Y arrojándose sobre su fusil, señaló con la mano un armero colocado en uno de los ángulos del salón, en el cual había tres o cuatro carabinas y escopetas. El conde de Bonneville y Pascal, obedeciendo al mismo impulso, se arrojaron delante de Pedrito, como para defenderle. María se lanzó hacia el joven barón para levantarle y socorrerle, si era preciso. Berta corrió a la ventana que daba al bosque, y la abrió. Entonces se oyeron algunos fusilazos más cercanos, pero algo distantes todavía.
—Están en el Camino de las Cabras —dijo Berta.
—¡Ca! Es imposible que pasen por allí.
—Están, padre —insistió Berta.
—Sí, sí —murmuró Michel—; les he visto; llevaban algunas antorchas encendidas; una mujer les guiaba, caminando delante, y el general la seguía.
—¡Maldito Juan! —exclamó el marqués—, ¿por qué no estás aquí?
—Se está batiendo, señor marqués —dijo el barón—, y como no podía venir me ha enviado a mí.
—¡Eh! —dijo el marqués.
—Pero yo ya venía, señorita, yo ya venía. Desde ayer sabía que debían atacar el castillo; pero me encontraba prisionero, y he tenido que saltar por una ventana del segundo piso.
—¡Gran Dios! —exclamó María, palideciendo.
—¡Bravo! —dijo Berta.
—Señores —dijo tranquilamente Pedrito—, creo que urge tomar un partido. Si debemos combatir, es menester armarnos, cerrar las puertas del castillo y ocupar nuestros puestos. Si, por el contrario, debemos huir, creo que aún hay menos tiempo que perder.
—Defendámonos —dijo el marqués.
—Huyamos —dijo Bonneville—. Cuando Pedrito esté en seguridad, nos defenderemos.
—Y vos ¿qué decís, conde? —preguntó Pedrito.
—Digo que no hay nada dispuesto y que no podemos batirnos. ¿No es verdad, señores?
—Siempre puede uno batirse —dijo un nuevo personaje, dirigiéndose al mismo tiempo a los que se hallaban en el salón y a otros dos jóvenes que le seguían, a los cuales había, sin duda, encontrado en la puerta.
—¡Ah! ¡Gaspar! ¡Gaspar! —exclamó Bonneville.
Y avanzando hacia el recién llegado, le dijo algunas palabras al oído.
—Señores —dijo Gaspar—, el conde de Bonneville tiene razón: en retirada.
Luego, dirigiéndose al Marqués:
—Señor de Souday —dijo—, ¿hay en vuestro castillo alguna puerta secreta o alguna salida excusada? No tenemos tiempo que perder.

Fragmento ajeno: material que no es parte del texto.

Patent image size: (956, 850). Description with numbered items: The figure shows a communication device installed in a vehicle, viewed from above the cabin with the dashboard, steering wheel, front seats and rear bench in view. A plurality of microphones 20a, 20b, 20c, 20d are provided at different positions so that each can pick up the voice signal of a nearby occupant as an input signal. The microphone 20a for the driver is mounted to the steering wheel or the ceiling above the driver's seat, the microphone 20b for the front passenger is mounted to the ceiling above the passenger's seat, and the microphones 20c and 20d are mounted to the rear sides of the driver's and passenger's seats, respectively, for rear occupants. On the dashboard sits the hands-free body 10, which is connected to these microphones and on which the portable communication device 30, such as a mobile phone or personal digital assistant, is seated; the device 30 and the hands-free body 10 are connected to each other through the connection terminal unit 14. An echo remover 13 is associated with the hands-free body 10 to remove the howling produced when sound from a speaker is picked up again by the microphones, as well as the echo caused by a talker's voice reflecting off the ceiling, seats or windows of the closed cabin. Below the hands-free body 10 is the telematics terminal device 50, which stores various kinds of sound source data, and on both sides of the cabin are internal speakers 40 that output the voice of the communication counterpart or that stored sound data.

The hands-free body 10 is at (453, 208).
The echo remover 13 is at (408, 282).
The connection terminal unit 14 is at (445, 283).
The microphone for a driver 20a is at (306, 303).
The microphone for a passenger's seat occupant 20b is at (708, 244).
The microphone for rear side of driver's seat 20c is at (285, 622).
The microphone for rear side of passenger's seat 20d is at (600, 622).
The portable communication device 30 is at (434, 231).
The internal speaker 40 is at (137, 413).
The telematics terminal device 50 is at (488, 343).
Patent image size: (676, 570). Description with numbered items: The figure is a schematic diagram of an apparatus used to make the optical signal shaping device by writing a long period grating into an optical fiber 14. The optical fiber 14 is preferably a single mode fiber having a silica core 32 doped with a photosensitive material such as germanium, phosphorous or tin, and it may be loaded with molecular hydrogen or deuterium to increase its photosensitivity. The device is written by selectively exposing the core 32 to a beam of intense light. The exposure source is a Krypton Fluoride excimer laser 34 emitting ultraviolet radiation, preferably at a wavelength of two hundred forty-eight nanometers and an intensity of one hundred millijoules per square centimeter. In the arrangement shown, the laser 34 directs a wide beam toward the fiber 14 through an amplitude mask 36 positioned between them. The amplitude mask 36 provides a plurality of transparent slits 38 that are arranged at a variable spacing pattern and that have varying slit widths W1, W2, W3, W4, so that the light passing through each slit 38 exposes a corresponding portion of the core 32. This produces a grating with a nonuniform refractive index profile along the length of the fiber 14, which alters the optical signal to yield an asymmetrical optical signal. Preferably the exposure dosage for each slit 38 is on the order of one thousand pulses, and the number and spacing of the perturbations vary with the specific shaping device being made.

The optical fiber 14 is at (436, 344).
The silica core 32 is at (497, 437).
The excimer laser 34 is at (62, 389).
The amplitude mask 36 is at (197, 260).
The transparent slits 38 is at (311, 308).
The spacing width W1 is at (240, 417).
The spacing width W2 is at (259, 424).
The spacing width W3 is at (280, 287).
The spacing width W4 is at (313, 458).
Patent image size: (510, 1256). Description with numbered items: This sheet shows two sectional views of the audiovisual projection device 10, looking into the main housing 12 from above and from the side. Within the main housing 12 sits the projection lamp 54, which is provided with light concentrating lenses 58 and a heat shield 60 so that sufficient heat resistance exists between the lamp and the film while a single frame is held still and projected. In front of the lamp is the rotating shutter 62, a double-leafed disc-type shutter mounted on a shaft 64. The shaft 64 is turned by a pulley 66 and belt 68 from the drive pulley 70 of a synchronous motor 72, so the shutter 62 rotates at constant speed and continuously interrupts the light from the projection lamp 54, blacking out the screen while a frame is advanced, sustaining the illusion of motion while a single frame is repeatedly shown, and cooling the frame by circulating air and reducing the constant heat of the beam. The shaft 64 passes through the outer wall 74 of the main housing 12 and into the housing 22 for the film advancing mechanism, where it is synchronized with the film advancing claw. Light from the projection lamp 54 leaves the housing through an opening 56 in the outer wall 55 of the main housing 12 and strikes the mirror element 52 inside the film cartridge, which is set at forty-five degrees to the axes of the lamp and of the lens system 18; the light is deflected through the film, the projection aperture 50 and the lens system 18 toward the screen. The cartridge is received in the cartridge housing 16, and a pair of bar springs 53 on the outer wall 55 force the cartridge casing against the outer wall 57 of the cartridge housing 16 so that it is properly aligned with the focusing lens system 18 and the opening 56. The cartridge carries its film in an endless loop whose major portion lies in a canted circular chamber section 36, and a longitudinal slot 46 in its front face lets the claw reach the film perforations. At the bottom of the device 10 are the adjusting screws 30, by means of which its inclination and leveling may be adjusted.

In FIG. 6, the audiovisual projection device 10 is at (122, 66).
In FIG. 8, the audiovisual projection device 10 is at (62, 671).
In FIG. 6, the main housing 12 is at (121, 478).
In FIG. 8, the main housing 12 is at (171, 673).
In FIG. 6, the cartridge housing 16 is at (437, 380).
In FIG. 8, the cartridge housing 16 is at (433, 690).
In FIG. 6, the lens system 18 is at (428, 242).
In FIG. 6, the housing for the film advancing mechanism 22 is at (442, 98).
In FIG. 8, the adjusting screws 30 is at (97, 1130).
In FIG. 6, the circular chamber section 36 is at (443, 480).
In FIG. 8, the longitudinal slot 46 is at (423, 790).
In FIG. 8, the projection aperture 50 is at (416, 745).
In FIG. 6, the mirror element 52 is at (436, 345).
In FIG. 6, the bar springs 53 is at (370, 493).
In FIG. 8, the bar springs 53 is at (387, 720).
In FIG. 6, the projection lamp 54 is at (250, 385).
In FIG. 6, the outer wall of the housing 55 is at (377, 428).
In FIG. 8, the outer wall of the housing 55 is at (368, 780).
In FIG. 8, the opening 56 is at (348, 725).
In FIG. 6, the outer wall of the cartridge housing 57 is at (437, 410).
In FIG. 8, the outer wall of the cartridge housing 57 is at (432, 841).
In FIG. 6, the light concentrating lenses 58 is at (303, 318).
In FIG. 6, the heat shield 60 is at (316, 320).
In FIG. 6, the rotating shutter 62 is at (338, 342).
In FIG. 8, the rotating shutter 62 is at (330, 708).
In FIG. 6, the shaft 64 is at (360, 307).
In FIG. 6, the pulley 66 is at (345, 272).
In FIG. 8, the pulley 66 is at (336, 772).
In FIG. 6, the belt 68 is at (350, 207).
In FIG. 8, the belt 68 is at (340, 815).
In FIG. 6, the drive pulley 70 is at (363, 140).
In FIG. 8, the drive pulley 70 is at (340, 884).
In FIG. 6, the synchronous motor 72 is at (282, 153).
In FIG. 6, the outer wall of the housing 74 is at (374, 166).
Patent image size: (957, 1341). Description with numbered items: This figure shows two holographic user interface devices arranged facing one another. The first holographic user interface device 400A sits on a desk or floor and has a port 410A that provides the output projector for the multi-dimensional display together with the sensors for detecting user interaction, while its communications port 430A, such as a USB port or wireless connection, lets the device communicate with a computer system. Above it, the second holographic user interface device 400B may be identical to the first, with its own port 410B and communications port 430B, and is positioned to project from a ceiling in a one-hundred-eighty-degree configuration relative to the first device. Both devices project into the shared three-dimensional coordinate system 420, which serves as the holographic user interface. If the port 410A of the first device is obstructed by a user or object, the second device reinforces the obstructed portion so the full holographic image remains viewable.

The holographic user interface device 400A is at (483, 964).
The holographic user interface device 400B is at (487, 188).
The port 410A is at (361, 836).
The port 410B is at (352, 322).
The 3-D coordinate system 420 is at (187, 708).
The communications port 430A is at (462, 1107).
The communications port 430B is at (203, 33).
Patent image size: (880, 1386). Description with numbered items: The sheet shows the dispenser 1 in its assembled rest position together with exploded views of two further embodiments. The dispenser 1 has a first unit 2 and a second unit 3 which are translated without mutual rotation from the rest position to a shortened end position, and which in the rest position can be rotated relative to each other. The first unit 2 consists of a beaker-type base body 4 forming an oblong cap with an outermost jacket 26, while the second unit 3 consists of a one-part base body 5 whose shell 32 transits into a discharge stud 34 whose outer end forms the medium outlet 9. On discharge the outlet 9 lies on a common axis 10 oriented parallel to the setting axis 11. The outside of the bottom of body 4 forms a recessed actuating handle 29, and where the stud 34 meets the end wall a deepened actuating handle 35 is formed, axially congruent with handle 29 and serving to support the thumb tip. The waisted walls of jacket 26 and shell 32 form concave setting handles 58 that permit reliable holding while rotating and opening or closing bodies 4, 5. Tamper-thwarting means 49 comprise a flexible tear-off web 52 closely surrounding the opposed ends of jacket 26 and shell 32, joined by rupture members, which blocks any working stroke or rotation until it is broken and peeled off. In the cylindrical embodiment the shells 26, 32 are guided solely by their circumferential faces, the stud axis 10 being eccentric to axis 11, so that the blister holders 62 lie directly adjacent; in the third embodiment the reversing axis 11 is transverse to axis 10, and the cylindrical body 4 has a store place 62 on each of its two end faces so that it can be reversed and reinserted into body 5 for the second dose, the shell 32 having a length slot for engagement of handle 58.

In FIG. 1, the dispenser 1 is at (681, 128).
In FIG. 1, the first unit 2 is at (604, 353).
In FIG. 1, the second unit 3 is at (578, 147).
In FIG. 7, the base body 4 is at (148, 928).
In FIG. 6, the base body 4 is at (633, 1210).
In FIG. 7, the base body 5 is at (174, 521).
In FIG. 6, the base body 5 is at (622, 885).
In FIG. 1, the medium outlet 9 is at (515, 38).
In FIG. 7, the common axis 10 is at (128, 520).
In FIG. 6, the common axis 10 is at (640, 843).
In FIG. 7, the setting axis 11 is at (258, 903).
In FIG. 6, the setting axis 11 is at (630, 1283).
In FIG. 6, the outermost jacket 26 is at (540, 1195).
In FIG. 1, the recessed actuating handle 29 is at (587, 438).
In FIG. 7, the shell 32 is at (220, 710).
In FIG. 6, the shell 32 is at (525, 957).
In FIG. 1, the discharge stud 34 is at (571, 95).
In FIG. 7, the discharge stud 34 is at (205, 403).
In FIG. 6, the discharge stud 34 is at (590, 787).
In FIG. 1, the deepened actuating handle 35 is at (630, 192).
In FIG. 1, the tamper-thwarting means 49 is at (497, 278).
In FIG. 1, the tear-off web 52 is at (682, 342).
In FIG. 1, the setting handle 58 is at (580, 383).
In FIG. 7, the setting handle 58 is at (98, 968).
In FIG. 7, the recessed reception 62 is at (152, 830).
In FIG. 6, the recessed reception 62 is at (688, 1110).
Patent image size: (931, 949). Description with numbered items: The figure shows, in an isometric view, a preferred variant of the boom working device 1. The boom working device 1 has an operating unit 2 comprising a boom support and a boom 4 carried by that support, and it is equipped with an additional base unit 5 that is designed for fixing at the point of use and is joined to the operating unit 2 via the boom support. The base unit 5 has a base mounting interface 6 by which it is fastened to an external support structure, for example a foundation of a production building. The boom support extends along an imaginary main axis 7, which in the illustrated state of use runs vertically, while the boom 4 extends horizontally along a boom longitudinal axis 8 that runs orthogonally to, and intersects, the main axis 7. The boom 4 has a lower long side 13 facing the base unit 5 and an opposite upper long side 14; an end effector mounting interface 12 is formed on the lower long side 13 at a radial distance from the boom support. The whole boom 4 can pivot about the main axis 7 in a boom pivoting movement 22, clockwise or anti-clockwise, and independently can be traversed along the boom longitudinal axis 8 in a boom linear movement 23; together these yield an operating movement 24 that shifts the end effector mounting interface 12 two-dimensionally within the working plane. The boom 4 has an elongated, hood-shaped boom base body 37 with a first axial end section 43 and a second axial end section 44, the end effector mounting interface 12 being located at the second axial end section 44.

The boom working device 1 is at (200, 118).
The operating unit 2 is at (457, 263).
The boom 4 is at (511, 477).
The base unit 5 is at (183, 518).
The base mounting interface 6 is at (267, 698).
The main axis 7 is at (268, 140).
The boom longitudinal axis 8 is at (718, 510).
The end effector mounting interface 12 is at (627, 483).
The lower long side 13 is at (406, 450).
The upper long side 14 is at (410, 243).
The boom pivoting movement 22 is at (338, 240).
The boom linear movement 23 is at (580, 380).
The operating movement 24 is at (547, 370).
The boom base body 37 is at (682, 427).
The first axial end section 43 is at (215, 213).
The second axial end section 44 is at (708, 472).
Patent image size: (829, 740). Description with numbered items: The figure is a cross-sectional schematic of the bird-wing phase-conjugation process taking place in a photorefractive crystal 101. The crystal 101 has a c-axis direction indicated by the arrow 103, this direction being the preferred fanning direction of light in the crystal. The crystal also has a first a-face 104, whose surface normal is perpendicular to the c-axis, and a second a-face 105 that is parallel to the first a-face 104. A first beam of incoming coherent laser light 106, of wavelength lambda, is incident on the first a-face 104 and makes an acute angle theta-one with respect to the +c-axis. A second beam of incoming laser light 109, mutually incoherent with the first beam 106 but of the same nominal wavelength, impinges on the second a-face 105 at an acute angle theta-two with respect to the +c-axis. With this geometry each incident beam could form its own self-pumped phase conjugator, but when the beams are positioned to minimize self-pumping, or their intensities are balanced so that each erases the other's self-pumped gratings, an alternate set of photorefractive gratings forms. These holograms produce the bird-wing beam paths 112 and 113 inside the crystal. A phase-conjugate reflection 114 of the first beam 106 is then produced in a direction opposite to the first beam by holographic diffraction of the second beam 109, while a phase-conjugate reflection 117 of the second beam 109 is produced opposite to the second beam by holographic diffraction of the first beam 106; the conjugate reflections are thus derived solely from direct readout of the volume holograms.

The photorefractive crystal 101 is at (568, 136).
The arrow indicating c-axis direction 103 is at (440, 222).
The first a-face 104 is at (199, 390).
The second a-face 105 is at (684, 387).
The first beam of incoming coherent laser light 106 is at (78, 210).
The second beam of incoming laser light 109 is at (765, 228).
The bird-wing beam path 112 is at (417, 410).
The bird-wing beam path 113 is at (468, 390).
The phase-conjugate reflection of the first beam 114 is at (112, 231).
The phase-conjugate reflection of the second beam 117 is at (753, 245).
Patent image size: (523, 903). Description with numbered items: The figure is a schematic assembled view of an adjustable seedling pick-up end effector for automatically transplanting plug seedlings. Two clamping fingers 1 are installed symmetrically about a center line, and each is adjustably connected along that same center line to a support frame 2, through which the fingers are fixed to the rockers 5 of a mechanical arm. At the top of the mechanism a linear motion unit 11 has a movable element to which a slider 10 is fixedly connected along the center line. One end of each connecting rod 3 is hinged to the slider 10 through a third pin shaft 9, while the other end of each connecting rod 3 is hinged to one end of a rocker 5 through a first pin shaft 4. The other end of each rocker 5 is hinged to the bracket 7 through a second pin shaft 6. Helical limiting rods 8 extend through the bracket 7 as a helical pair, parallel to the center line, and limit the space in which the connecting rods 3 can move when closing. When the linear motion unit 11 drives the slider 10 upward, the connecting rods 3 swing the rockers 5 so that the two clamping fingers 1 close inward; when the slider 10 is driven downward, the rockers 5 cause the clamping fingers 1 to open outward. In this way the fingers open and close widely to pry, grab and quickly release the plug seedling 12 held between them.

Los últimos disparos que hemos oído desde la puerta Aquiles, Corazón de León y yo, solamente distaban de aquí quinientos pasos.
—Señores —dijo el marqués de Souday—, os encontráis en mi casa, y a mí me toca responder de todo. Silencio, escuchadme y obedecedme hoy; mañana obedeceré yo.
Todos guardaron un silencio profundo.
—María —dijo el marqués—, manda cerrar la puerta del castillo, pero sin atrancarla, a fin de que puedan abrirla así que llamen. Tú, Berta, dirígete al subterráneo, sin perder un momento; yo y mis hijas recibiremos al general, haciéndole los honores de la casa, y mañana, en cualquier parte que estéis, hacédnoslo saber e iremos a reunimos con vosotros.
María salió del salón para ejecutar la orden de su padre, en tanto que Berta, haciendo a Pedrito señal de que la siguiera, salía por la puerta opuesta, atravesaba el patio, penetraba en la capilla, tomaba dos cirios de encima del altar, los encendía en una lámpara, los entregaba a Bonneville y Pascual, y apretando un resorte que hacía girar sobre sí mismo el frente del altar, dejaba al descubierto una escalera que conducía a los subterráneos que en otro tiempo habían servido de panteón a los señores de Souday.
—No podéis perderos —dijo Berta—, al otro extremo hallaréis la puerta, que da al campo, y cuya llave está en la cerradura.
Pedrito tomó la mano de Berta, la estrechó vivamente y se lanzó al subterráneo detrás de Bonneville y Pascual, que alumbraban el camino. Luis Renaud. Aquiles, Corazón de León y Gaspar, siguieron a Pedrito. Berta cerró de nuevo la puerta, apenas hubieron pasado, no sin observar antes que el barón Michel no se encontraba entre los fugitivos.